All joking aside, apart from the physical difficulties of accessing the inside of process tanks and vessels to manually clean the surfaces, how do you clean the inside of the twenty-metre long section of fixed pipe between two tanks, or a tank and a filler? You Clean your plant In Place (CIP).

Cleaning In Place

It does what it says on the tin – CIP is a system for cleaning all the internal contact surfaces of your food and drink production plant In Place. This is opposed to cleaning Out of Place which is what we do in the kitchen when we’re washing up. We take the used cooking equipment and we put it in a sink of hot, soapy water, then scrub it, then rinse it. Whilst this system is eminently satisfactory for a few pots and pans, it is usually impractical to take commercial food and drink processing equipment and put it in a very large sink! Instead, we effectively take the sink, the water, the suds and the scrubbing to the process. Cleaning In Place usually consists of the same basic steps as your washing up at home; 

Rinse

The insides of the food processing equipment are given a rinse of water – cold or hot – to get rid of the “gross debris”. This first rinse is generally put straight down the drain.

Scrub

The main cleaning phase – the bit that does the work – is also termed the “detergent step”. The insides of the equipment are washed with a moving stream of hot detergent solution.
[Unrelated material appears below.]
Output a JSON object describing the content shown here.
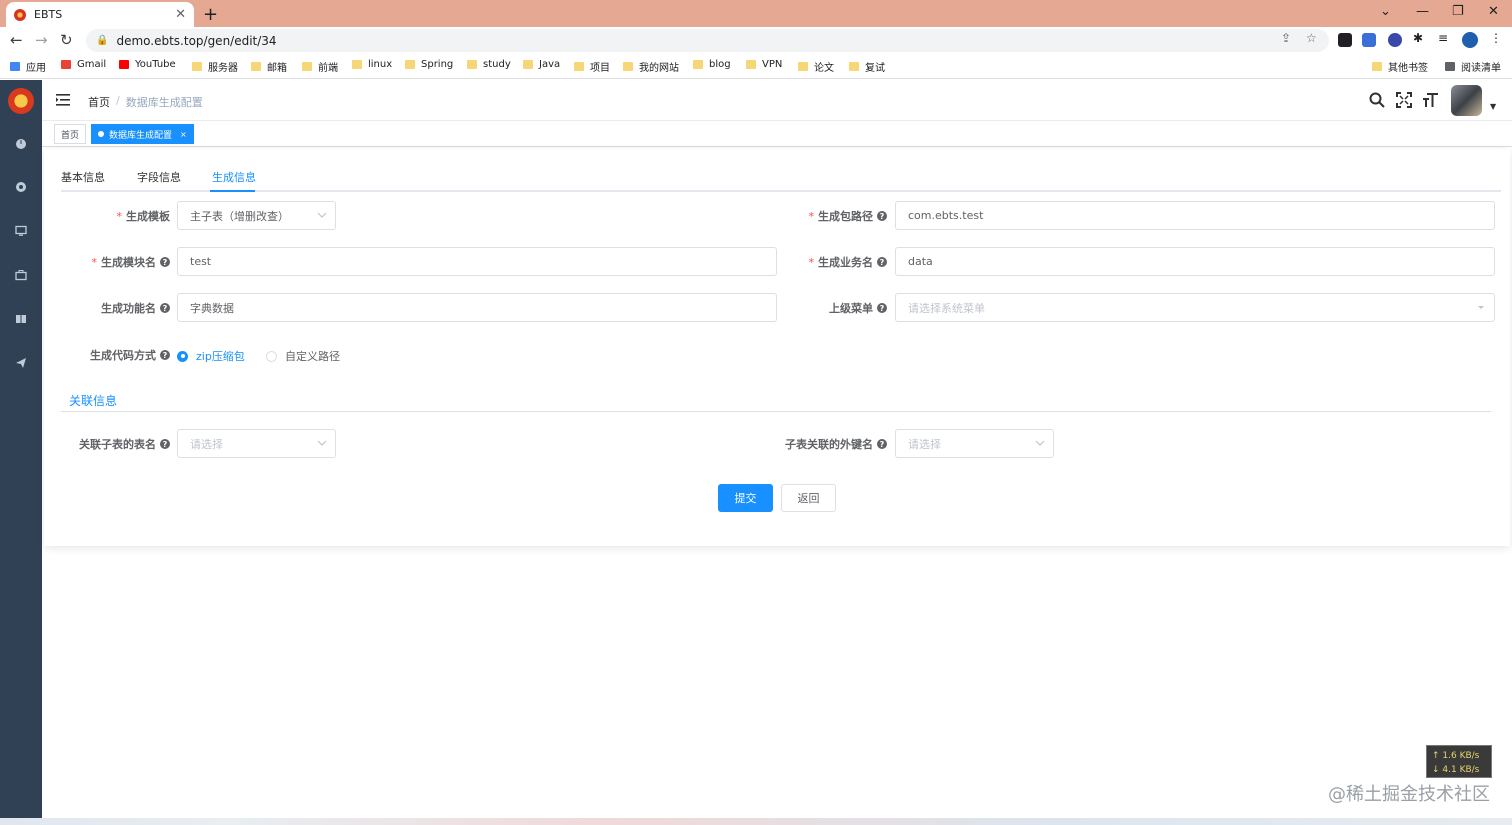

This is usually recirculated around the system at speed to give a “scrubbing” effect on the surfaces. After the detergent step, most of the detergent solution is still in useable condition, so it’s often recovered for future use.

Rinse

The final step is to rinse off any traces of detergent with a stream of fresh water. Now some people omit this step when they’re doing their dishes, but I don’t hold with that. Detergent cannot be good for you! In the food and drink processing industries, detergent is definitely not good for customers so the final rinsing step is a vital ingredient in Cleaning In Place.